JpGU-AGU Joint Meeting 2017

講演情報

[JJ] ポスター発表

セッション記号 H (地球人間圏科学) » H-CG 地球人間圏科学複合領域・一般

[H-CG34] [JJ] 閉鎖生態系と生物のシステム―生物のシステムを介した物質循環

2017年5月20日(土) 13:45 〜 15:15 ポスター会場 (国際展示場 7ホール)

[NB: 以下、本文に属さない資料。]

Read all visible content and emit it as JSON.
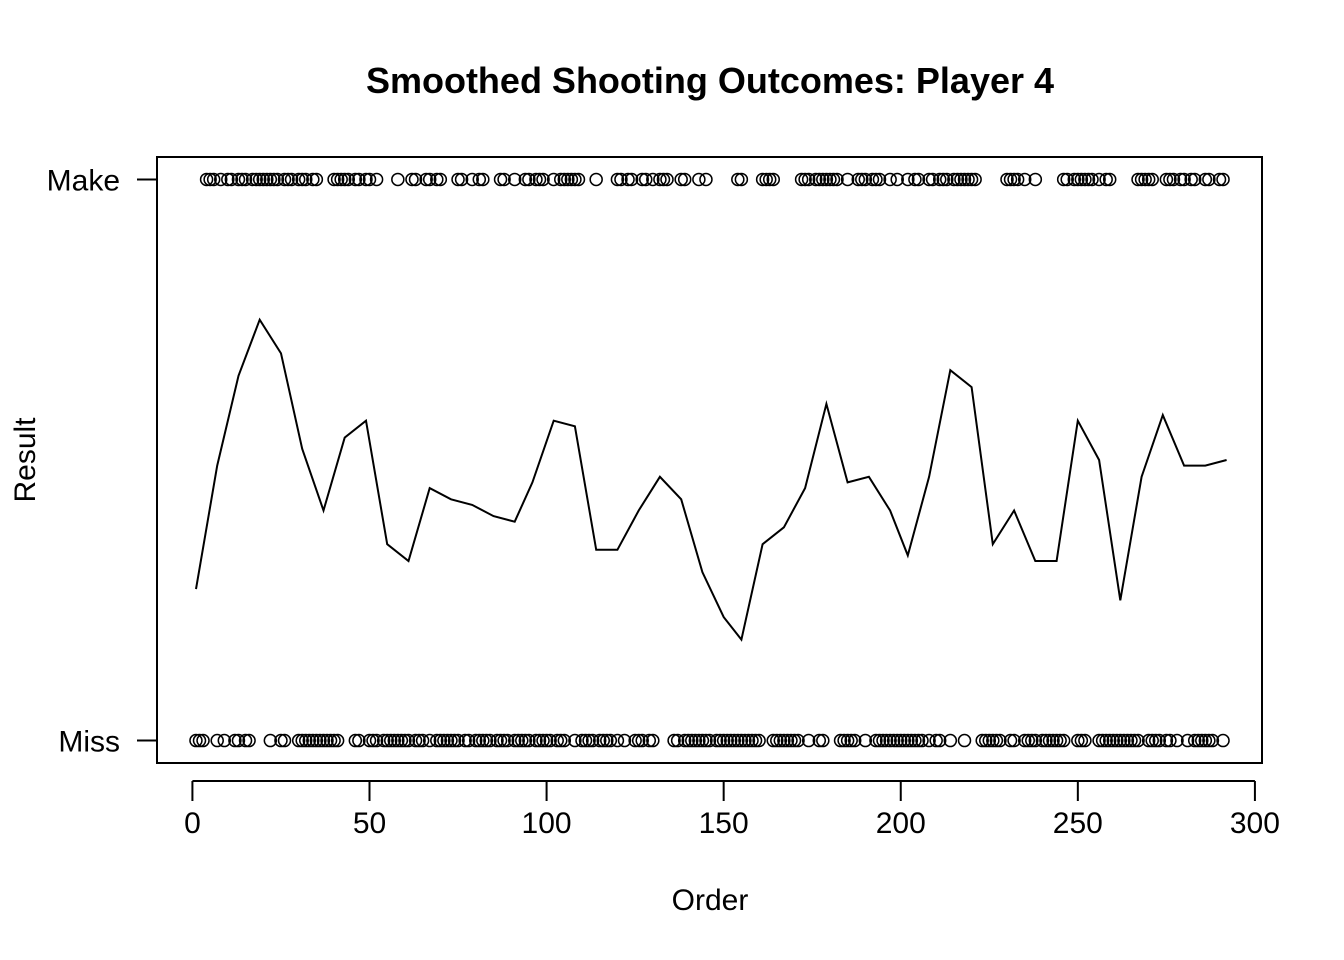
{
  "chart_data": {
    "type": "scatter",
    "title": "Smoothed Shooting Outcomes: Player 4",
    "xlabel": "Order",
    "ylabel": "Result",
    "xlim": [
      -10,
      302
    ],
    "ylim": [
      -0.04,
      1.04
    ],
    "x_ticks": [
      0,
      50,
      100,
      150,
      200,
      250,
      300
    ],
    "y_ticks": [
      {
        "value": 0,
        "label": "Miss"
      },
      {
        "value": 1,
        "label": "Make"
      }
    ],
    "grid": false,
    "series": [
      {
        "type": "points",
        "make_orders": [
          4,
          5,
          6,
          8,
          10,
          11,
          13,
          14,
          15,
          17,
          18,
          19,
          20,
          21,
          22,
          23,
          24,
          26,
          27,
          28,
          30,
          31,
          32,
          34,
          35,
          40,
          41,
          42,
          43,
          44,
          46,
          47,
          49,
          50,
          52,
          58,
          62,
          63,
          66,
          67,
          69,
          70,
          75,
          76,
          79,
          81,
          82,
          87,
          88,
          91,
          94,
          95,
          97,
          98,
          99,
          102,
          104,
          105,
          106,
          107,
          108,
          109,
          114,
          120,
          121,
          123,
          124,
          127,
          128,
          130,
          132,
          133,
          134,
          138,
          139,
          143,
          145,
          154,
          155,
          161,
          162,
          163,
          164,
          172,
          173,
          174,
          176,
          177,
          178,
          179,
          180,
          181,
          182,
          185,
          188,
          189,
          190,
          192,
          193,
          194,
          197,
          199,
          202,
          204,
          205,
          208,
          209,
          211,
          212,
          213,
          215,
          216,
          217,
          218,
          219,
          220,
          221,
          230,
          231,
          232,
          233,
          235,
          238,
          246,
          247,
          249,
          250,
          251,
          252,
          253,
          254,
          256,
          258,
          259,
          267,
          268,
          269,
          270,
          271,
          275,
          276,
          277,
          279,
          280,
          282,
          283,
          286,
          287,
          290,
          291
        ],
        "miss_orders": [
          1,
          2,
          3,
          7,
          9,
          12,
          13,
          15,
          16,
          22,
          25,
          26,
          30,
          31,
          32,
          33,
          34,
          35,
          36,
          37,
          38,
          39,
          40,
          41,
          46,
          47,
          50,
          51,
          52,
          54,
          55,
          56,
          57,
          58,
          59,
          60,
          61,
          63,
          64,
          65,
          67,
          69,
          70,
          71,
          72,
          73,
          74,
          75,
          77,
          78,
          80,
          81,
          82,
          83,
          84,
          86,
          87,
          88,
          89,
          91,
          92,
          93,
          94,
          95,
          97,
          98,
          99,
          100,
          101,
          103,
          104,
          105,
          108,
          110,
          111,
          112,
          113,
          115,
          116,
          117,
          118,
          120,
          122,
          125,
          126,
          127,
          129,
          130,
          136,
          137,
          139,
          140,
          141,
          142,
          143,
          144,
          145,
          146,
          148,
          149,
          150,
          151,
          152,
          153,
          154,
          155,
          156,
          157,
          158,
          159,
          160,
          164,
          165,
          166,
          167,
          168,
          169,
          170,
          171,
          174,
          177,
          178,
          183,
          184,
          185,
          186,
          187,
          190,
          193,
          194,
          195,
          196,
          197,
          198,
          199,
          200,
          201,
          202,
          203,
          204,
          205,
          206,
          208,
          210,
          211,
          214,
          218,
          223,
          224,
          225,
          226,
          227,
          228,
          231,
          232,
          235,
          236,
          237,
          238,
          240,
          241,
          242,
          243,
          244,
          245,
          246,
          250,
          251,
          252,
          256,
          257,
          258,
          259,
          260,
          261,
          262,
          263,
          264,
          265,
          266,
          267,
          270,
          271,
          272,
          273,
          275,
          276,
          278,
          281,
          283,
          284,
          285,
          286,
          287,
          288,
          291
        ]
      },
      {
        "type": "line",
        "x": [
          1,
          7,
          13,
          19,
          25,
          31,
          37,
          43,
          49,
          55,
          61,
          67,
          73,
          79,
          85,
          91,
          96,
          102,
          108,
          114,
          120,
          126,
          132,
          138,
          144,
          150,
          155,
          161,
          167,
          173,
          179,
          185,
          191,
          197,
          202,
          208,
          214,
          220,
          226,
          232,
          238,
          244,
          250,
          256,
          262,
          268,
          274,
          280,
          286,
          292
        ],
        "y": [
          0.27,
          0.49,
          0.65,
          0.75,
          0.69,
          0.52,
          0.41,
          0.54,
          0.57,
          0.35,
          0.32,
          0.45,
          0.43,
          0.42,
          0.4,
          0.39,
          0.46,
          0.57,
          0.56,
          0.34,
          0.34,
          0.41,
          0.47,
          0.43,
          0.3,
          0.22,
          0.18,
          0.35,
          0.38,
          0.45,
          0.6,
          0.46,
          0.47,
          0.41,
          0.33,
          0.47,
          0.66,
          0.63,
          0.35,
          0.41,
          0.32,
          0.32,
          0.57,
          0.5,
          0.25,
          0.47,
          0.58,
          0.49,
          0.49,
          0.5
        ]
      }
    ]
  }
}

コンビーナ:富田ー横谷 香織(筑波大学大学院生命環境科学研究科)、木村 駿太(筑波大学大学院生命環境科学研究科)

[HCG34-P04] 乾燥耐性ラン藻 Nostoc sp. HK-01 の乾燥及び蘇生過程に関与するタンパク質の探索

*安部 智子1小松原 椋1飯室 瑠里香1木村 駿太2加藤 浩3木村 靖子4富田ー横谷 香織2 (1.東京電機大学理工学部、2.筑波大学大学院生命環境科学研究科、3.三重大学、4.十文字学園女子大学)

キーワード:シアノバクテリア、乾燥耐性、ストレスタンパク質

Nostoc 属はネンジュモとも呼ばれるラン藻であり、陸棲の種は乾燥に対し強い耐性を示すことが知られている。特に Nostoc commune は乾燥ストレスに対し強い耐性を示し、菌体が乾燥した状態でも長期間生存可能であることが以前から知られている。本実験に用いた菌株 Nostoc sp. HK-01 は、乾燥耐性を指標に、陸棲シアノバクテリアの中でも特に乾燥に強い株として新たに陸上から単離された株である。乾燥後にデシケーター内に長期間放置した後でも、液体培地で培養すると乾燥前と同様に増殖を始めることが確認されている。さらに、本菌株は乾燥状態で高い耐熱性(100ºC, 10時間)を示すことも報告されており、過酷環境耐性研究の分野でも注目されている。

本研究では、Nostoc sp. HK-01 株のこのような高い過酷環境耐性の獲得に関与する遺伝子を明らかにすることを目的とした。そのため、まず本菌体が湿潤状態(液体培養中)から乾燥状態に移行する際に特異的に増加・減少するタンパク質、または乾燥状態から湿潤状態に戻る過程(蘇生)で増加・減少するタンパク質をSDS-ポリアクリルアミドゲル電気泳動法を用いて同定することにした。Nostoc sp. HK-01 株を液体培地中で十分に増殖させた後に集菌し、デシケーター中で乾燥させた。菌体が十分に乾燥するまでの間、乾燥過程にある菌体を経時的にサンプリングした。次に、2週間以上乾燥させた菌体に液体培地を加え、膨潤させた。乾燥過程と同様に、蘇生過程においても経時的にサンプリングを行った。それぞれサンプリングした菌体は、超音波で破砕し、細胞タンパク質をSDS-ポリアクリルアミドゲル電気泳動に供して解析した。その結果、乾燥過程あるいは膨潤過程で特異的に発現量が増加あるいは減少するタンパク質がいくつか確認された。これらのタンパク質は本菌株の過酷環境耐性に関与している可能性がある。